When her companion had shaken off her irritation, she was friendly and talkative and had clearly taken the trouble to learn something of the city’s history. Some of the glances which they collected along the way were tinged either with bitterness or envy but they ignored them for the most part. It was only when Golde heard some harsh words muttered in her own language that she flushed with discomfort. On the leisurely ride back to the castle, they were conversing more easily with each other.
‘What did you say your sister’s name was?’
‘Aelgar, my lady.’
‘And this young man?’
‘Forne.’
‘When are they to be married?’
‘I do not know,’ said Golde. ‘I am hoping that my sister will tell me. All she has said in her letters is that she loves him dearly and wishes to spend the rest of her life with him. And since Forne, apparently, feels the same way about her, it sounds like a promising start for any marriage.’
‘Promising starts sometimes end in disappointment.’
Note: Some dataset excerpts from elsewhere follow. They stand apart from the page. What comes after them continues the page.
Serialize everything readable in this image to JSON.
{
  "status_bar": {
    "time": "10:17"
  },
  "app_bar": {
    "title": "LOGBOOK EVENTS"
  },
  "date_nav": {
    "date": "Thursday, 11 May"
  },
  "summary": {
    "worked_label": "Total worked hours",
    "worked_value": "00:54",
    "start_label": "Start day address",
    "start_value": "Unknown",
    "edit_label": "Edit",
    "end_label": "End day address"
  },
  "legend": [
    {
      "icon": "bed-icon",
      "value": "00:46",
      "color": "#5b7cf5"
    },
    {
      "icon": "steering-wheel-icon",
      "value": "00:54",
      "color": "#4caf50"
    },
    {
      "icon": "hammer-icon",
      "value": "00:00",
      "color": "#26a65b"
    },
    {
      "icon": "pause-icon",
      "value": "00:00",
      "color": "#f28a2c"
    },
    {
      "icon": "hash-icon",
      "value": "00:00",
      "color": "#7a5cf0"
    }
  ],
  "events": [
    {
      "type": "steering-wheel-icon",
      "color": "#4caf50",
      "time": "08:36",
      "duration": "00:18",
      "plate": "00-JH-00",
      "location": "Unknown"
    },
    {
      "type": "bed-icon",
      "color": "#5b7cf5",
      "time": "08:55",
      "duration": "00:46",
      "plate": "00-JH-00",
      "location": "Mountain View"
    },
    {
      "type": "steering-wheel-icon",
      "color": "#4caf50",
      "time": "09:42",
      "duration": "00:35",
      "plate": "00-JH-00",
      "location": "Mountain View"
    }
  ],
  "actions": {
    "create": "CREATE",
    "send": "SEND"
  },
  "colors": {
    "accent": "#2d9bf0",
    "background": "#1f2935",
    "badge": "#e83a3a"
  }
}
‘Not in their case, I hope.’
‘So do I,’ said Maud, her cynicism tempered with goodwill. ‘But where will they stay? Room could be found for them at the castle.’
‘That is very kind of you, my lady, but they have already reserved accommodation. Forne, it seems, has a kinsman in Gloucester and they will stay under his roof. The truth is,’ she said quietly, ‘that Aelgar would feel out of place in a Norman castle. Even though she has been supplying the one in Hereford with its beer.’
Maud gave a sudden laugh. ‘Is your sister really a brewer?’
‘It runs in the family, my lady,’ explained Golde. ‘I took over the business after the death of my first husband then handed it on to Aelgar when I left. Not that she has to work in the way that I did. Thanks to the judgement of the commissioners, Aelgar inherited property on her own account. She can afford to employ others to brew the beer for her now.’
‘What of her betrothed?’
‘His interest is only in drinking it.’
Maud laughed again as they clattered across the drawbridge and went in through the gate. She gave their escort a wave of gratitude, allowing the four men to trot off in the direction of the stables. Maud looked up at the keep with a determination tinged with anger.